Initially there is psychological profiling to find out whether or not you are suitable to become a priest, which is done by ministry advisors and the Bishops of Auckland. It’s an intense process and because I was doing it so soon after I became a Christian, it was a bit quick for their comfort levels. I spent a year doing a research project about worship and the role of the church so they would realise I was fully committed, and then applied again in 2012. I studied theology at university part time for two years and have nearly finished my degree. My family are really supportive but early on there was a bit of suspicion and my mum said I should be wary because of the extremes of religion. I was ordained on Saturday, November 26 and I’m now licensed to be a priest at the Anglican churches in Albany and Greenhithe. My family were at my ordination and my grandmother talks to everyone in her rest home about it. They are proud. There were a lot of challenges and I think that’s only just begun. The more you learn about anything, the more you find there is to know. The older I get the more I realise life is shades of grey, not black and white. I don’t think I’ve ever doubted that there is something beyond our experience of here and now – and some people like to call that ‘God’. I find Jesus easier to understand because he was human, like us.

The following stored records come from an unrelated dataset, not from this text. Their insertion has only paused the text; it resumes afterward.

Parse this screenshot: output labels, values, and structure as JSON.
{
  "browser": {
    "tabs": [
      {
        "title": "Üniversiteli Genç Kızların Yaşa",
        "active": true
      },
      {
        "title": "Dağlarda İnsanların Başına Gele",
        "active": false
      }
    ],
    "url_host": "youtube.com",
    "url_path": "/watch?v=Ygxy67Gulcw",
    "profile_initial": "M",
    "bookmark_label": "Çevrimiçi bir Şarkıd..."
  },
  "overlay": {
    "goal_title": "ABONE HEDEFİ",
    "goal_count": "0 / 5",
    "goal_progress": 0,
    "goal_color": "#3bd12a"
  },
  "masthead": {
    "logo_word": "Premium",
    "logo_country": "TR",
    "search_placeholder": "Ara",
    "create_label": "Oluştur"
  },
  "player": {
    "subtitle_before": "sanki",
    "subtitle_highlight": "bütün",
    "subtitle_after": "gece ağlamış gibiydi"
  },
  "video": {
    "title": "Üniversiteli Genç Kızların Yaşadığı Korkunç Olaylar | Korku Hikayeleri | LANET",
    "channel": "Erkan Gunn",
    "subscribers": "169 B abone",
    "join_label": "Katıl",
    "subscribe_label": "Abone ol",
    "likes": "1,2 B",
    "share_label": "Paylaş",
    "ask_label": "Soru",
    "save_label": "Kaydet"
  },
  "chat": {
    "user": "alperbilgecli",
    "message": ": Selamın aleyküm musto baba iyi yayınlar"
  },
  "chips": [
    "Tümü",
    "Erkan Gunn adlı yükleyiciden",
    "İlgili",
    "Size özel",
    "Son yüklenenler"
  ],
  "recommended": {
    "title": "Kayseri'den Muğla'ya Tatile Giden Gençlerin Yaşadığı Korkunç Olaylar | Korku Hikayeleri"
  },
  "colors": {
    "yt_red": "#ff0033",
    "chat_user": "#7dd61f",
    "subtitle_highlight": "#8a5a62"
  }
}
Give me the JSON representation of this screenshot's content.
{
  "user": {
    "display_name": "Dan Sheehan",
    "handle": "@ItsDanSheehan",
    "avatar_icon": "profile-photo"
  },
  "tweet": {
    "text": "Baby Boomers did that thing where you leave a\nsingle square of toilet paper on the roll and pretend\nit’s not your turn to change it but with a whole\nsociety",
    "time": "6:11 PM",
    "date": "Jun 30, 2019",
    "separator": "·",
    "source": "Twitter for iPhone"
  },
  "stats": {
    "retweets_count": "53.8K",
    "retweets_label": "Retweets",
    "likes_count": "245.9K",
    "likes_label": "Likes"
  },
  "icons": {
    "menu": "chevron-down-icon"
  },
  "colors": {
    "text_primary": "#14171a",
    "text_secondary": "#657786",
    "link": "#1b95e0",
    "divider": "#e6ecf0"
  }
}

I’m still working fulltime as a chartered accountant business advisor with RightWay Ltd, which I own a licence for. I am working hard so that my business will become more established before I complete my theology degree, which I need to do if I’m to be paid as a priest. Whether I’ll ever be paid in the church is neither here nor there, because I can do so much already. I became a Deacon a year ago so I have already baptised a baby, taken church services and can now do funerals and weddings. Church readings are fairly prescribed, but when I write my sermons I try to unpack those verses of the Bible to make it relevant. Otherwise it’s just a story about something that happened thousands of years ago and you hear it and go home unchanged. You often hear people say that church is boring and irrelevant, but the Jesus I encountered relatively recently is neither of those things. Stories like the Good Samaritan or the Prodigal Son tell of great human truths. The messages of foregiveness, love and reconciliation are still relevant and people need something to believe in. Even when people make business decisions they are based upon something they believe in, whether they are doing pricing or tax, or paying their staff. And when we debate euthanasia over the next few years all of it comes from something people believe. Sometimes I think the church is modernising. It has flaws as a human institution that’s trying its best. The larger organisations get, like a business, the more structure they have to have and that can cause problems. But I think the church is realising that it needs to change.

This year, my Christmas Day will be a little different because I’ll be the one up the front, preaching. I’ll help lead a service on Christmas Eve. In the morning we’ll get up and open Santa sacks. I’ll go to church in Greenhithe at 9am and Albany at 10.30am. Then we have a family Christmas and take the kids to the beach. My ordination really clarified that when I am leading, it’s not really me personally. You put on the robes, the Alb and the Stole, and you become a representation of God/church/Jesus and that’s a huge privilege. It’s also a privilege to be part of people’s lives – to do things like offering comfort. Ordination to the priesthood is the start of a whole new thing, as I’ll be juggling between being an accountant and business advisor, and a priest – but the two things are not a million miles apart. After all, if we can build better businesses, we can build better communities.